Camper-Dasein auf dem Hofgelände
Eher zufällig gerät sie an eine Unternehmerin aus Paretz, die langfristig Flächen verpachten möchte. Die Konditionen dafür sind günstig, die beiden Frauen werden sich schnell einig, im Frühjahr/Sommer 2019 meldet Carolin Harras die Neugründung ihres Betriebes gemäß den Öko-Richtlinien der EU an. Eine ebenso aufregende wie arbeitsintensive Zeit begann, die bis heute anhält.

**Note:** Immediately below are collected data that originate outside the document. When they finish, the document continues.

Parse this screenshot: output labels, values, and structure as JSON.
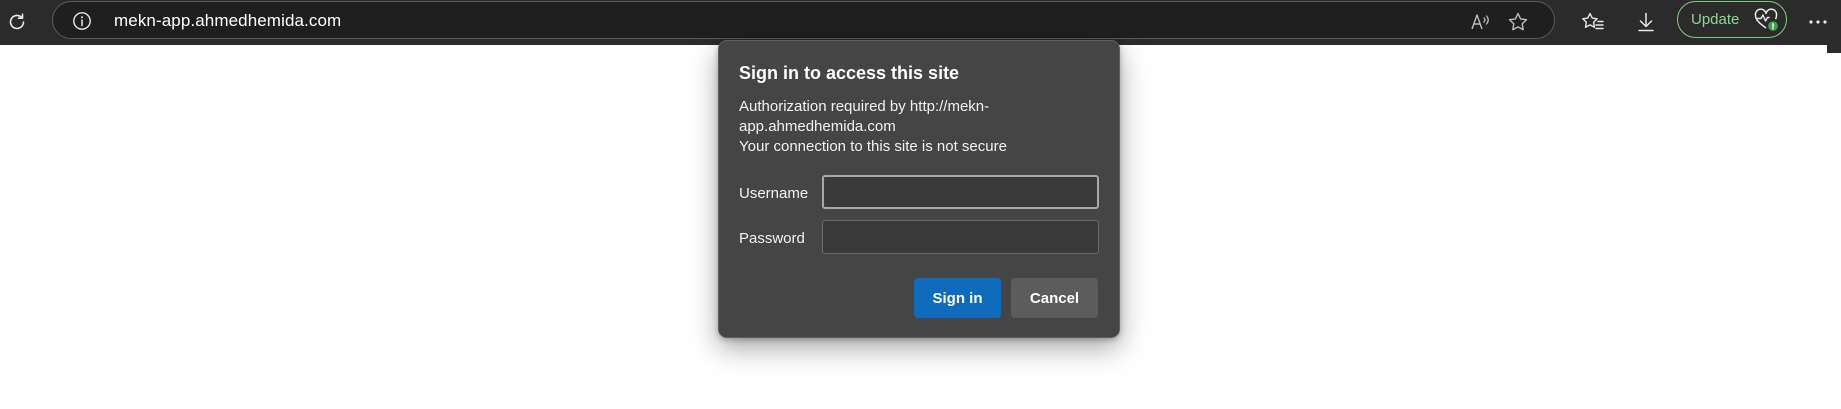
{
  "browser": {
    "url": "mekn-app.ahmedhemida.com",
    "toolbar_icons": {
      "refresh": "refresh-icon",
      "site_info": "info-icon",
      "read_aloud": "read-aloud-icon",
      "favorite": "star-icon",
      "favorites_list": "favorites-icon",
      "downloads": "download-icon",
      "menu": "more-icon"
    },
    "update_label": "Update",
    "update_color": "#8fd88f"
  },
  "dialog": {
    "title": "Sign in to access this site",
    "message_line1": "Authorization required by http://mekn-",
    "message_line2": "app.ahmedhemida.com",
    "message_line3": "Your connection to this site is not secure",
    "username_label": "Username",
    "username_value": "",
    "password_label": "Password",
    "password_value": "",
    "signin_label": "Sign in",
    "cancel_label": "Cancel",
    "primary_color": "#0f6cbd"
  }
}
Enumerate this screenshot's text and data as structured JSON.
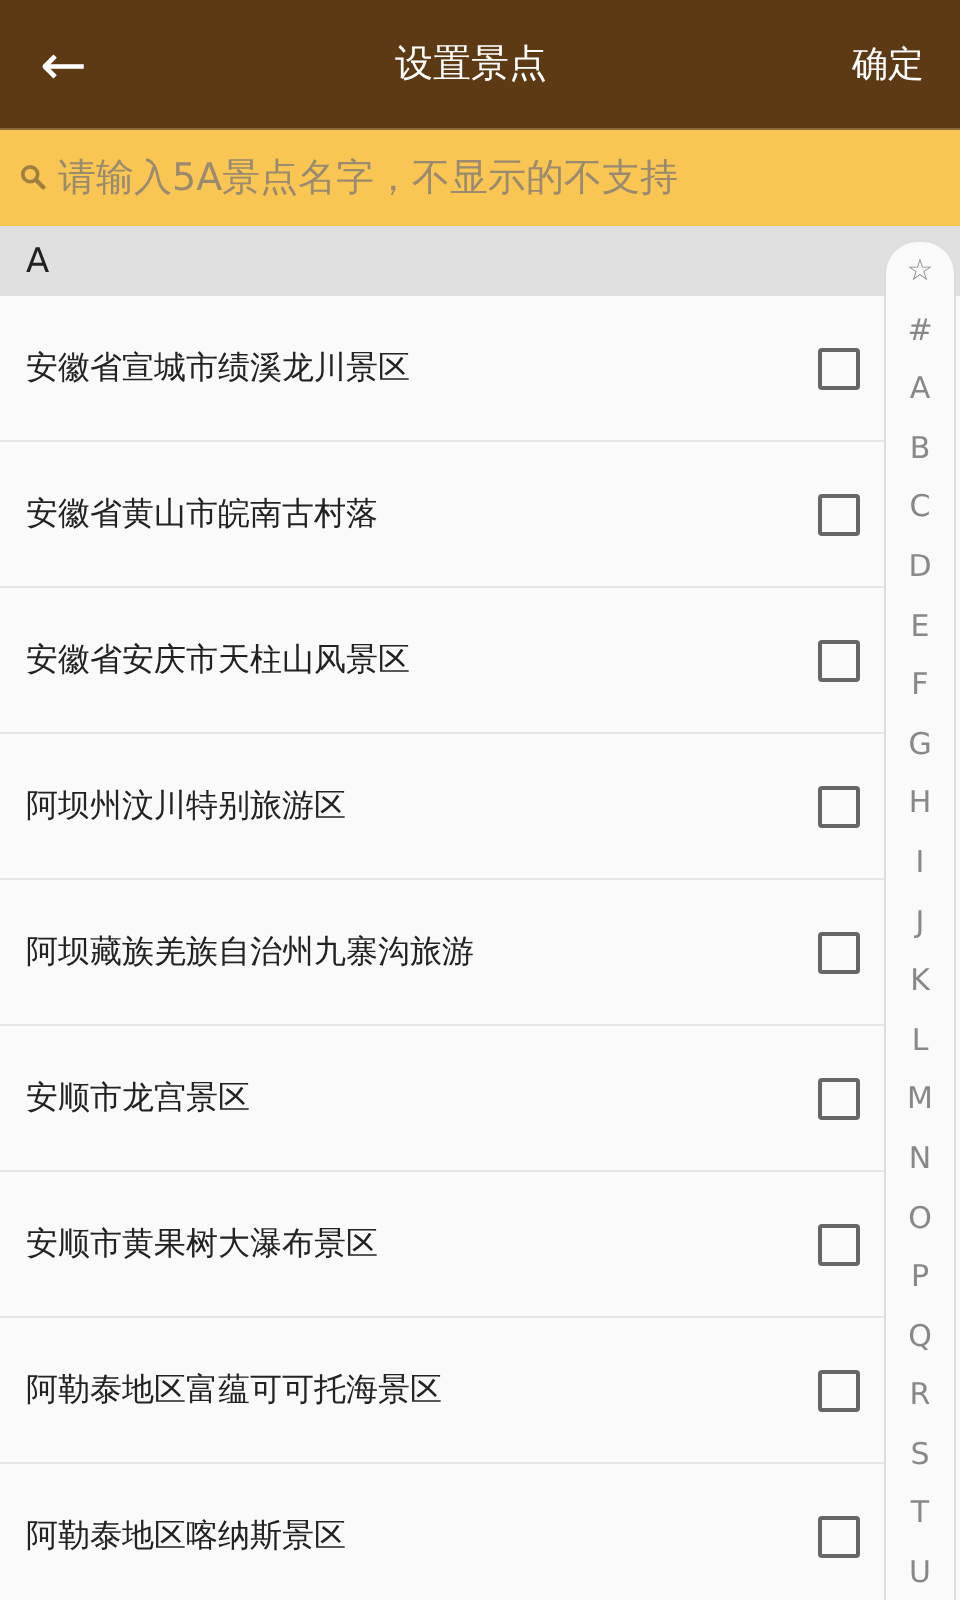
{
  "header": {
    "back": "←",
    "title": "设置景点",
    "confirm": "确定"
  },
  "search": {
    "placeholder": "请输入5A景点名字，不显示的不支持"
  },
  "section": "A",
  "rows": [
    {
      "name": "安徽省宣城市绩溪龙川景区",
      "checked": false
    },
    {
      "name": "安徽省黄山市皖南古村落",
      "checked": false
    },
    {
      "name": "安徽省安庆市天柱山风景区",
      "checked": false
    },
    {
      "name": "阿坝州汶川特别旅游区",
      "checked": false
    },
    {
      "name": "阿坝藏族羌族自治州九寨沟旅游",
      "checked": false
    },
    {
      "name": "安顺市龙宫景区",
      "checked": false
    },
    {
      "name": "安顺市黄果树大瀑布景区",
      "checked": false
    },
    {
      "name": "阿勒泰地区富蕴可可托海景区",
      "checked": false
    },
    {
      "name": "阿勒泰地区喀纳斯景区",
      "checked": false
    }
  ],
  "index": [
    "☆",
    "#",
    "A",
    "B",
    "C",
    "D",
    "E",
    "F",
    "G",
    "H",
    "I",
    "J",
    "K",
    "L",
    "M",
    "N",
    "O",
    "P",
    "Q",
    "R",
    "S",
    "T",
    "U"
  ]
}
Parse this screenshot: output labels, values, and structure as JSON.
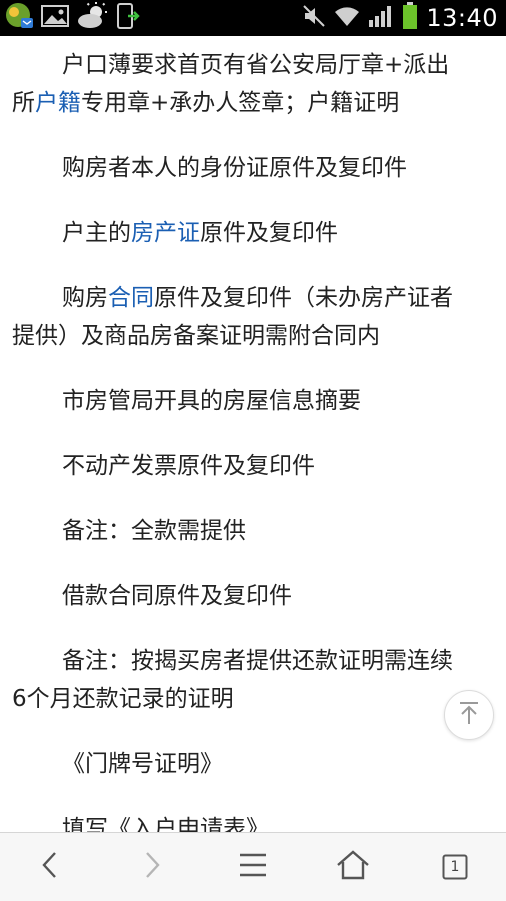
{
  "status_bar": {
    "time": "13:40",
    "icons": [
      "app-icon",
      "image-icon",
      "weather-icon",
      "phone-transfer-icon",
      "mute-icon",
      "wifi-icon",
      "signal-icon",
      "battery-icon"
    ]
  },
  "article": {
    "paragraphs": [
      {
        "lines": [
          [
            {
              "t": "户口薄要求首页有省公安局厅章+派出"
            }
          ],
          [
            {
              "t": "所"
            },
            {
              "t": "户籍",
              "link": true
            },
            {
              "t": "专用章+承办人签章；户籍证明"
            }
          ]
        ]
      },
      {
        "lines": [
          [
            {
              "t": "购房者本人的身份证原件及复印件"
            }
          ]
        ]
      },
      {
        "lines": [
          [
            {
              "t": "户主的"
            },
            {
              "t": "房产证",
              "link": true
            },
            {
              "t": "原件及复印件"
            }
          ]
        ]
      },
      {
        "lines": [
          [
            {
              "t": "购房"
            },
            {
              "t": "合同",
              "link": true
            },
            {
              "t": "原件及复印件（未办房产证者"
            }
          ],
          [
            {
              "t": "提供）及商品房备案证明需附合同内"
            }
          ]
        ]
      },
      {
        "lines": [
          [
            {
              "t": "市房管局开具的房屋信息摘要"
            }
          ]
        ]
      },
      {
        "lines": [
          [
            {
              "t": "不动产发票原件及复印件"
            }
          ]
        ]
      },
      {
        "lines": [
          [
            {
              "t": "备注：全款需提供"
            }
          ]
        ]
      },
      {
        "lines": [
          [
            {
              "t": "借款合同原件及复印件"
            }
          ]
        ]
      },
      {
        "lines": [
          [
            {
              "t": "备注：按揭买房者提供还款证明需连续"
            }
          ],
          [
            {
              "t": "6个月还款记录的证明"
            }
          ]
        ]
      },
      {
        "lines": [
          [
            {
              "t": "《门牌号证明》"
            }
          ]
        ]
      },
      {
        "lines": [
          [
            {
              "t": "填写《入户申请表》"
            }
          ]
        ]
      }
    ],
    "link_color": "#1b5fb3",
    "text_color": "#222222"
  },
  "bottom_nav": {
    "tab_count": "1",
    "icons": [
      "back-arrow-icon",
      "forward-arrow-icon",
      "menu-icon",
      "home-icon",
      "tabs-icon"
    ]
  },
  "floating": {
    "icon": "back-to-top-icon"
  }
}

Schmunzelnd erinnert sich Caro an ihr Camper-Dasein in den ersten Monaten. „Ich habe bis spät am Abend gearbeitet, konnte mich einfach nicht losreißen und habe deshalb gleich nebenan ein Zelt aufgestellt.“ Inzwischen bewohnt sie eine kleine Mietwohnung in der Nachbarschaft. Das ist wesentlich komfortabler, doch an einen Feierabend vor 20 oder 21 Uhr im Frühjahr und im Sommer ist weiter nicht zu denken. Kein Problem für die junge Frau: „Ich genieße es, selbst entscheiden zu können, wie lange ich arbeite. Dafür gönne ich mir dann auch schon mal eine längere Mittagspause in der Sommerhitze.“
(c) Sabine Rübensaat
Abokisten mit klassikern und exoten
Mittlerweile wachsen rund 60 verschiedene Gemüse- und Obstkulturen unter dem Label „Caromatisch“, die Sortenzahl liegt bei 400. „Ich mag einfach die Vielfalt an Farbe, Form und Geschmack.“ Dazu gehören solche Exoten wie weiße Radieschen und Möhren sowie blaue Kartoffeln. Favorit sind natürlich die Tomaten, darunter solche Klassiker wie das „Ochsenherz“, eine rosa-rot gefärbte, herzförmige Fleischtomate. Ursprünglich standen allein 200 verschiedene Tomatensorten auf dem Anbauplan, der praktischerweise jedoch um mehr als zwei Drittel reduziert wurde.
Caro reagiert damit auch auf Verbraucherwünsche. Sie bietet Abokisten an, die wöchentlich von Juni bis Oktober nach Paretz und Potsdam geliefert werden, das Stück für 20 Euro. Darüber hinaus versorgt die Jungunternehmerin einen speziellen Laden in Potsdam mit ihrer frischen Ware, der für maßvolles Einkaufen ohne Verpackung wirbt, zudem einen Feinkosthändler und gelernten Koch, der ihre Tomaten zu delikaten Chutneys verarbeitet.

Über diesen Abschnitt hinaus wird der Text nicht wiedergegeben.